1950年代と1960年代に非常に活動的だったもうひとつの会社に、ファーブル・ルーバがある。当時の多くのスイス時計ブランドと同じように、家族経営による小規模なこの会社は、丈夫でタフなツールウォッチを作ることで評判を得ていた。1963年、ファーブル・ルーバは、高度と気圧を計測可能なアネロイド気圧計を搭載した世界初の機械式腕時計ビバークを発表した。これにより、プロの登山家は現在地の高度がわかるだけでなく、変わりやすい天候条件の兆候 (山の斜面でこのまま登山を続けるべきか避難すべきかを決定しなければならない際には、非常に重要な情報) を事前に得ることも可能になった。今日、この素晴らしくクールなモデルは、地球上のどこでも高度を計測できる世界初の腕時計、ビバーク 9000としてファーブル・ルーバのコレクションに載っている。

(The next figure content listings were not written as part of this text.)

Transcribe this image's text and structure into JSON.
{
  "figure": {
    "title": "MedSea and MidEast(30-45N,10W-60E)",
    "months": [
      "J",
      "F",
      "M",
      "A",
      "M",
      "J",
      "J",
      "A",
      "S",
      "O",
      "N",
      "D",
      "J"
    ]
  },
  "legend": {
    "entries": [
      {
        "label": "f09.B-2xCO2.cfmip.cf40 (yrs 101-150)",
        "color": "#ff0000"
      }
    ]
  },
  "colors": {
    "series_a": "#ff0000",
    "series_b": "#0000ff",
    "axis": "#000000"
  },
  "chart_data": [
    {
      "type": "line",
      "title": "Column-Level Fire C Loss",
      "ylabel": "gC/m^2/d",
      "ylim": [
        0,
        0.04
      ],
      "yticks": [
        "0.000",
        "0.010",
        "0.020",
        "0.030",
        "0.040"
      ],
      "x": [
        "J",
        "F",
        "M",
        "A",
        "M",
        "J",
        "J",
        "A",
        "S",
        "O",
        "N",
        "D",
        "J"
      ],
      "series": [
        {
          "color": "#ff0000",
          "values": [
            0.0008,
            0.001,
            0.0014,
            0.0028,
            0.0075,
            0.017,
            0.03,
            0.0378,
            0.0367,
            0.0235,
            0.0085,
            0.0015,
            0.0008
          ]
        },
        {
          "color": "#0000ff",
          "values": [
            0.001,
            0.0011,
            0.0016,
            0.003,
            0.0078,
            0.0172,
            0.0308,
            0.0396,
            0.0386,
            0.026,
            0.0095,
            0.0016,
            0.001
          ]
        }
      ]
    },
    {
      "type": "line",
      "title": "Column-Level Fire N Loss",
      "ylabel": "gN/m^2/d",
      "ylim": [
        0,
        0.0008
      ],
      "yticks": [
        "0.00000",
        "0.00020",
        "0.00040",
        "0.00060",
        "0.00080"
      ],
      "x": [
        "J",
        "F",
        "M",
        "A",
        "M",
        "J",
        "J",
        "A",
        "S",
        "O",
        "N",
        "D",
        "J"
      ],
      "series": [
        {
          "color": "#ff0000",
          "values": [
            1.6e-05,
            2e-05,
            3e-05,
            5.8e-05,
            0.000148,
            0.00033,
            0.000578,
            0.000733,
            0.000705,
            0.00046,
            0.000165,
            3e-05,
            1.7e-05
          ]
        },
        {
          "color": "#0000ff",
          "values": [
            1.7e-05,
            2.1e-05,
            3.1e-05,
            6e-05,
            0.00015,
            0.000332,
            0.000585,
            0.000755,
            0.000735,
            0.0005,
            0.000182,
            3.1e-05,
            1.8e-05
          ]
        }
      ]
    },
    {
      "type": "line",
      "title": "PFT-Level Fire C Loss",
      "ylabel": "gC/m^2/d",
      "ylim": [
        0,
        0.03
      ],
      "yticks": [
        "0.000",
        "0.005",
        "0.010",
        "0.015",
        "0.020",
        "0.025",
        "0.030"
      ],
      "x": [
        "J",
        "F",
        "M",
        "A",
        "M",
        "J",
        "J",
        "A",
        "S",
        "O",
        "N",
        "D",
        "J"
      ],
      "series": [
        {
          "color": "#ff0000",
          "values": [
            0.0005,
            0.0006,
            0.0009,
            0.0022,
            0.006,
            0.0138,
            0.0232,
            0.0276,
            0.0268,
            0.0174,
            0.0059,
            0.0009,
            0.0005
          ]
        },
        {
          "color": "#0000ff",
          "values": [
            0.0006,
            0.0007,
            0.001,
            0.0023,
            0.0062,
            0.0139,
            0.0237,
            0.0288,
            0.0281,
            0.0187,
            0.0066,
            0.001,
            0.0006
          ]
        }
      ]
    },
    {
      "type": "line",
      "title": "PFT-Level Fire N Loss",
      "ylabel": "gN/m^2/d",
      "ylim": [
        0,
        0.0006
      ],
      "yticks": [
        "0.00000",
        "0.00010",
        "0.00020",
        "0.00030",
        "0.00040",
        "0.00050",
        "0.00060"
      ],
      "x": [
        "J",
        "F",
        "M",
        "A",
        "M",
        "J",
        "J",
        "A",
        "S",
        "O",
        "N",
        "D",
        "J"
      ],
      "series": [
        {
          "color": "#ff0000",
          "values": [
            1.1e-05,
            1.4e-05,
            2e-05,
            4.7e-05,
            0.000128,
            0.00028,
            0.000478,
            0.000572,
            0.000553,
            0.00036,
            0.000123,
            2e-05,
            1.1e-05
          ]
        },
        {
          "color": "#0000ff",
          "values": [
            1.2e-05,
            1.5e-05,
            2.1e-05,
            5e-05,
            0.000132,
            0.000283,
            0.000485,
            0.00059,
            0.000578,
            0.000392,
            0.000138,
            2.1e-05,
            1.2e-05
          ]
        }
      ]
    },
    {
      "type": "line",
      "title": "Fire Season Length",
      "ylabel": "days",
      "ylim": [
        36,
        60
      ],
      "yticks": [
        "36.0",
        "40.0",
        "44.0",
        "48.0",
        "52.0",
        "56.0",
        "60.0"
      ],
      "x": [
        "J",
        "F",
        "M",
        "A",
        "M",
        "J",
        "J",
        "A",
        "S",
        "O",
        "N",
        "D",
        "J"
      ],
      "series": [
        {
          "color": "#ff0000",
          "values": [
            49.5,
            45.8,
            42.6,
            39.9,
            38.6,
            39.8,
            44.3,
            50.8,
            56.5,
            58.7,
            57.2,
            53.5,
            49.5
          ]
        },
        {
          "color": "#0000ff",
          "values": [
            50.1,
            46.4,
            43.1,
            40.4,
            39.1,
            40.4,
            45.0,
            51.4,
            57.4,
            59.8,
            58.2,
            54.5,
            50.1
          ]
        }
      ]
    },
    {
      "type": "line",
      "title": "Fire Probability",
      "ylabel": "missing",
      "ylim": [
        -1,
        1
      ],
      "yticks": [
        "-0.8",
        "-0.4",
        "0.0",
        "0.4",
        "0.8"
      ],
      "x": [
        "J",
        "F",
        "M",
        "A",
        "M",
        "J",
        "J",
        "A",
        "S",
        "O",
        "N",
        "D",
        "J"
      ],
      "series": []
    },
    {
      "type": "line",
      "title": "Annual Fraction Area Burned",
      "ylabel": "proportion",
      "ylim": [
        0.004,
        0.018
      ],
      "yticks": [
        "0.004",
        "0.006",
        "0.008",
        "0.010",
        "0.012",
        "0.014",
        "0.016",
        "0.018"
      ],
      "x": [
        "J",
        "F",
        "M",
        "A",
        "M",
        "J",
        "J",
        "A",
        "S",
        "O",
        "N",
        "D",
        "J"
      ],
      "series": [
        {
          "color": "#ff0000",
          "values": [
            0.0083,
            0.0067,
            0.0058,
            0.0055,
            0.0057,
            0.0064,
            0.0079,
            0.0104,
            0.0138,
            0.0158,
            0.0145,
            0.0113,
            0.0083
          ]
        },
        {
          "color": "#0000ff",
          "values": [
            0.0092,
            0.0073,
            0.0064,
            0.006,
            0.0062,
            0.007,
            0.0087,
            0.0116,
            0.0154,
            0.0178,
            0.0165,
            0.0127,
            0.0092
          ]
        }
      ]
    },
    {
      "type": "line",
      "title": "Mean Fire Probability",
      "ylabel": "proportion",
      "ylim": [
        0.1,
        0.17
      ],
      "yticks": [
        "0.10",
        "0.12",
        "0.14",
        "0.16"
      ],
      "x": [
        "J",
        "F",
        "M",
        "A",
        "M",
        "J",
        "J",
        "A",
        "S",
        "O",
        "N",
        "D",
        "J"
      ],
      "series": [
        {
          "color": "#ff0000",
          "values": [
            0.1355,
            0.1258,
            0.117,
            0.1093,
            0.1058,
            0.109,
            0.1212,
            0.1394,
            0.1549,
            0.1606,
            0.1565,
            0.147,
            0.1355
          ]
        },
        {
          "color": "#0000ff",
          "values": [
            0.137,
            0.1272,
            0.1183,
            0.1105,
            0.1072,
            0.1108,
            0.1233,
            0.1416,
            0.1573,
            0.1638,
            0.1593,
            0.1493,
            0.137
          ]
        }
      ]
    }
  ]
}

ファーブル・ルーバ ビバーク ヴィンテージ、1960年代
ファーブル・ルーバ ビバーク ヴィンテージ、1960年代

これらは、集約とイノベーションが特徴だった1960年代の、あまり知られていない “秘宝” のほんの4つの例にすぎない。この期間にはホイヤー カレラ クロノグラフオメガ シーマスター 300などの多くの有名な伝説も誕生したが、どういうわけか、他の1960年代のヴィンテージ時計は正当な評価やリスペクトを得ていないことが多い。これはおそらく、これらの時計を生み出した多くの家族経営の小規模ブランド・会社が、続く10年の間にクォーツ危機の犠牲となり、廃業してしまったことにもよるだろう。同じように、1960年代に発表された時計の多くが既存のモデルやアイデアの進化版だったこともあるだろうが、私の意見としては、現代の時計づくり史全般においてそのために面白さや重要さが減少することは全くない。一生懸命に調べて探す気さえあれば、注目に値する素晴らしい隠された宝のような時計がしばしば予想よりも手頃な価格で手に入るのだ。